January wholesale inflation surged 9.7% from a year ago
Wholesale inflation in the United States surged again last month, rising 9.7% from a year earlier in a sign that price pressures remain high at all levels of the economy
WASHINGTON — Wholesale inflation in the United States surged again last month, rising 9.7% from a year earlier in a sign that price pressures remain high at all levels of the economy.
The Labor Department said Tuesday that its producer price index — which measures inflation before it reaches consumers — jumped 1% from December. The year-over-year increase was down from the record 9.8% recorded in both November and December but was well above what economists had been expecting.
Excluding volatile food and energy prices, wholesale inflation rose 0.8% from December and 8.3% from January 2021.
Last week, the government reported that inflation at the consumer level soared over the past year at its highest rate in four decades, squeezing households, wiping out pay raises and reinforcing the Federal Reserve’s decision to begin raising borrowing rates.

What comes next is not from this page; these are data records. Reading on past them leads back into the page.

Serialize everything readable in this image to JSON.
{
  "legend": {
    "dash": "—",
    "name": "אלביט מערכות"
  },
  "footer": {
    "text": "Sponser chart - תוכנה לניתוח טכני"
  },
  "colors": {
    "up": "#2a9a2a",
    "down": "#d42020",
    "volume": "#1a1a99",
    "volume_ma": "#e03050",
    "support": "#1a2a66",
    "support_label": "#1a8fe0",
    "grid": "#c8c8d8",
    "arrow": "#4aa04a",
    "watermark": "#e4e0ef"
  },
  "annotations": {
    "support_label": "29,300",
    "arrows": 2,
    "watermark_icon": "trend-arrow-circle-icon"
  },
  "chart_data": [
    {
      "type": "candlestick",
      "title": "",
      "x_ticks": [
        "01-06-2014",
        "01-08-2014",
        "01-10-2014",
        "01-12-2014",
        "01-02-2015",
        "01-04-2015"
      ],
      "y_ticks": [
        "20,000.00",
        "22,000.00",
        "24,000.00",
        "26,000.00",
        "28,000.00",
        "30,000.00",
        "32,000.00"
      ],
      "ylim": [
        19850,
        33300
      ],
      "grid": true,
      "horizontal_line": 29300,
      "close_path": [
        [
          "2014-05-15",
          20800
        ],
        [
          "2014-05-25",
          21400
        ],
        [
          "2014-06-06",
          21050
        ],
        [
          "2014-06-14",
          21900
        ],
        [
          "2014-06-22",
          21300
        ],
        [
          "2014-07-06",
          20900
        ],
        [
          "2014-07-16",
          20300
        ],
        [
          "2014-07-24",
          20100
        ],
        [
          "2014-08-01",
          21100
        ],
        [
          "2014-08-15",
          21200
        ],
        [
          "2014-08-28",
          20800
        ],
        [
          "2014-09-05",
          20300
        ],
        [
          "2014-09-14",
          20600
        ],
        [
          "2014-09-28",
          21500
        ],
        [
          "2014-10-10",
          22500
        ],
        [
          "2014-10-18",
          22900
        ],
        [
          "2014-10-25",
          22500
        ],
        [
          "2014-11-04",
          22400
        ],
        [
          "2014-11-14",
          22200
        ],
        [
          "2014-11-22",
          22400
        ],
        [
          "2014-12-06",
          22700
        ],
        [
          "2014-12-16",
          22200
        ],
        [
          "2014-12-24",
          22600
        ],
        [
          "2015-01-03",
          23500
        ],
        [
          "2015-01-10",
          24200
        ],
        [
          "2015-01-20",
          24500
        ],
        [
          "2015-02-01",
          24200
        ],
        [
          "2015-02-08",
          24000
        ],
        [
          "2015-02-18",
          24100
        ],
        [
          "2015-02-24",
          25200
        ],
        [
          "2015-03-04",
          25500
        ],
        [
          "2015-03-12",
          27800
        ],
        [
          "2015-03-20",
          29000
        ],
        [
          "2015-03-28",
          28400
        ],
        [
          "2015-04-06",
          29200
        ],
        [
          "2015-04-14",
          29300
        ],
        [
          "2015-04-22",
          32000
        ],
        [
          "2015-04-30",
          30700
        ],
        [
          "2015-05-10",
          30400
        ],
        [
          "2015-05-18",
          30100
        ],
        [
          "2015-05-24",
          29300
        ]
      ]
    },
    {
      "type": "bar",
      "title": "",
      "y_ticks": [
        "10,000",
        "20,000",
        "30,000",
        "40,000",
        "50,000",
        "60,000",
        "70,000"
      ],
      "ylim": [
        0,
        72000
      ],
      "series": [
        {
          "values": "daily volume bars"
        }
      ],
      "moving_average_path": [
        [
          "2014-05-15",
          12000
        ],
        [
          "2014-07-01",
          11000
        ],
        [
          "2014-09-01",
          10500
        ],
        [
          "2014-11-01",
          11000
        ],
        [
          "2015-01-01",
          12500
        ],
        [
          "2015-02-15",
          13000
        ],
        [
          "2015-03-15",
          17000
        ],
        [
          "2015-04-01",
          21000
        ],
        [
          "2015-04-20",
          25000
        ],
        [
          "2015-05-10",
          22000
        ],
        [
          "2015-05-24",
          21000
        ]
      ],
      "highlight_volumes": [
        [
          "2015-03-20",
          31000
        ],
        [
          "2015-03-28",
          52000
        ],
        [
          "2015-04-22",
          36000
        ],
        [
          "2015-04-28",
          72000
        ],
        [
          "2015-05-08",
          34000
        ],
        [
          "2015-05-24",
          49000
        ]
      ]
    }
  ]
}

The 7.5% price surge ranged across the economy, from food and furniture to apartment rents, airline fares and electricity.
Inflation, under control for four decades, re-emerged as an economic issue last year as the United States rebounded with unexpected speed from 2020’s short but devastating coronavirus recession. Caught off guard by the bounce-back, companies scrambled to find supplies and workers to meet an unexpected surge in orders from customers flush with government relief checks. Factories, ports and freight yards came under strain. Shipments were delayed and prices began to rise.
The Labor Department report showed that wholesale goods prices rose 1.3% last month from December and services climbed 0.7%, pulled up by a steep increase in the cost of outpatient hospital services.
“The latest advance in producer prices was driven by another strong gain in goods prices, but increases in services prices continued to broaden,” economists Mahir Rasheed and Kathy Bostjancic of Oxford Economics wrote in a research report. “The combination of stubborn supply disruptions and elevated energy prices will prevent producer prices from reverting to more normal patterns until later this year.”
Economists expect inflationary pressure to drop this year as supply chain bottlenecks begin to ease and the Federal Reserve begins to push up interest rates. And consumers will not be receiving government relief checks.